From: Intratumoural vaccination via checkpoint degradation-coupled antigen presentation
a, Relative expression levels of hPD-L1 on various tumour cell lines validated by flow cytometry. b,c, iVAC exhibited comparable target degradation and antigen presentation abilities on hPD-L1endo/MC38 cells to those on hPD-L1/MC38 cells after 6 h. For a–c, data were derived from three biological replicates. d, In the in vivo tumour inhibition experiment, hPD-L1endo/MC38 cells demonstrate similar performance to that of hPD-L1/MC38 cells with iVAC treatment.
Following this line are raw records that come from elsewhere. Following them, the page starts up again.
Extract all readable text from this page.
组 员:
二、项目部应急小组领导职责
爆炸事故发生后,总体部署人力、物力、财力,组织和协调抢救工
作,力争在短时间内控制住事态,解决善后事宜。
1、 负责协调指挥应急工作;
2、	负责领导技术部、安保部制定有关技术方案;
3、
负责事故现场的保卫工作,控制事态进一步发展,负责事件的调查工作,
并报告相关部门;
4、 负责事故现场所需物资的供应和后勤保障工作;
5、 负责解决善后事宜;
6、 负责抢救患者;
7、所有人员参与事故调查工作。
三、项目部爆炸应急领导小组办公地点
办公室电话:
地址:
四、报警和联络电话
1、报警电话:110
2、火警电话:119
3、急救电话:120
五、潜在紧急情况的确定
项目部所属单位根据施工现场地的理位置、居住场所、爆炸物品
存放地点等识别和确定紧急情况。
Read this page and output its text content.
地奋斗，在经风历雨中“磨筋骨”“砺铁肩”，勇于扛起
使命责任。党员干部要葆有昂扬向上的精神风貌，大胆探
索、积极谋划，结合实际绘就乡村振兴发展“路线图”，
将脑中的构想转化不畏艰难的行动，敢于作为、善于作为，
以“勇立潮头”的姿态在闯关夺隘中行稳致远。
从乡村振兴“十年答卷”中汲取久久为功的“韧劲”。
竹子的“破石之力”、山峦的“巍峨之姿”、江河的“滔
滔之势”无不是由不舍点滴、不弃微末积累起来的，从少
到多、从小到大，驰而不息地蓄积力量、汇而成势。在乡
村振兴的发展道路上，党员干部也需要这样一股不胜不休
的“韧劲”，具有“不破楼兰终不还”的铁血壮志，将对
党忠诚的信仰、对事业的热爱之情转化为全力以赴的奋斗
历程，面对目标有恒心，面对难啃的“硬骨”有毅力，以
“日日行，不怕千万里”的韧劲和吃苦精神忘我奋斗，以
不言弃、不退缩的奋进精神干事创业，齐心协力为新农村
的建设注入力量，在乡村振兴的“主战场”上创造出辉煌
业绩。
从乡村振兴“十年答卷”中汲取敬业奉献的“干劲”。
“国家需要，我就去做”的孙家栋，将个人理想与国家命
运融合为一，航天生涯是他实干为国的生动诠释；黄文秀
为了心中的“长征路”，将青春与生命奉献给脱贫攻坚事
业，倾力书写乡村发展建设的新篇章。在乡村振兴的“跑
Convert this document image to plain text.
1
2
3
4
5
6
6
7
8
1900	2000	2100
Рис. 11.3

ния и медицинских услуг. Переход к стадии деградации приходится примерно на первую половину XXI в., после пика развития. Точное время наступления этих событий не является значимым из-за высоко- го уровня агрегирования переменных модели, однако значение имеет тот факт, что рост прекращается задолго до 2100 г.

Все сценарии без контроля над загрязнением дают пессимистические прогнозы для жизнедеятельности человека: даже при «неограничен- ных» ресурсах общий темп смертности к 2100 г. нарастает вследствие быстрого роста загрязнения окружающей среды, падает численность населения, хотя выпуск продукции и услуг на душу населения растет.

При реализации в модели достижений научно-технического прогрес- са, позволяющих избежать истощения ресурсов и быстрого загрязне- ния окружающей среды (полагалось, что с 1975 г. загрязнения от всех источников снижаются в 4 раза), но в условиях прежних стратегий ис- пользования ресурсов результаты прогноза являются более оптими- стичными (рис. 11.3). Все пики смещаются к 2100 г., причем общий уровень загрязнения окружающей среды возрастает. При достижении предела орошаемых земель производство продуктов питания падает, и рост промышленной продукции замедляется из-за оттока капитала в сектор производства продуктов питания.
Following three immunizations with OVApep, 5 × 105 hPD-L1endo/MC38 cells with the endogenous hPD-L1 level were subcutaneously injected into the right flank of PD-L1 humanized C57BL/6J mice. When tumours reached 50–100 mm3, intratumoural administration of iVAC was given every three days for a total of four times (n = 7). Growth curves of hPD-L1endo/MC38 tumours treated with HBSS, OVApep, iVAC-CMV, CpG and iVAC-OVA (plotted on a Log2 scale). e, The activation ratio of CMV-specific JC5 cells following incubation with iVAC-CMV-treated wild-type (WT) MDA-MB-231 cells or hPD-L1/MDA-MB-231 cells that overexpress PD-L1 (n = 3 biological replicates). f, The endogenous expression and up-regulation of CMTM6 in human cancer cells did not attenuate hPD-L1 degradation triggered by iVAC. Data are representative of two biological replicates. For gel source data, see Supplementary Fig. 1. Data are the mean ± s.d. Statistics: two-way ANOVA (b,c,e) with Tukey’s multiple comparisons test. NS: not significant.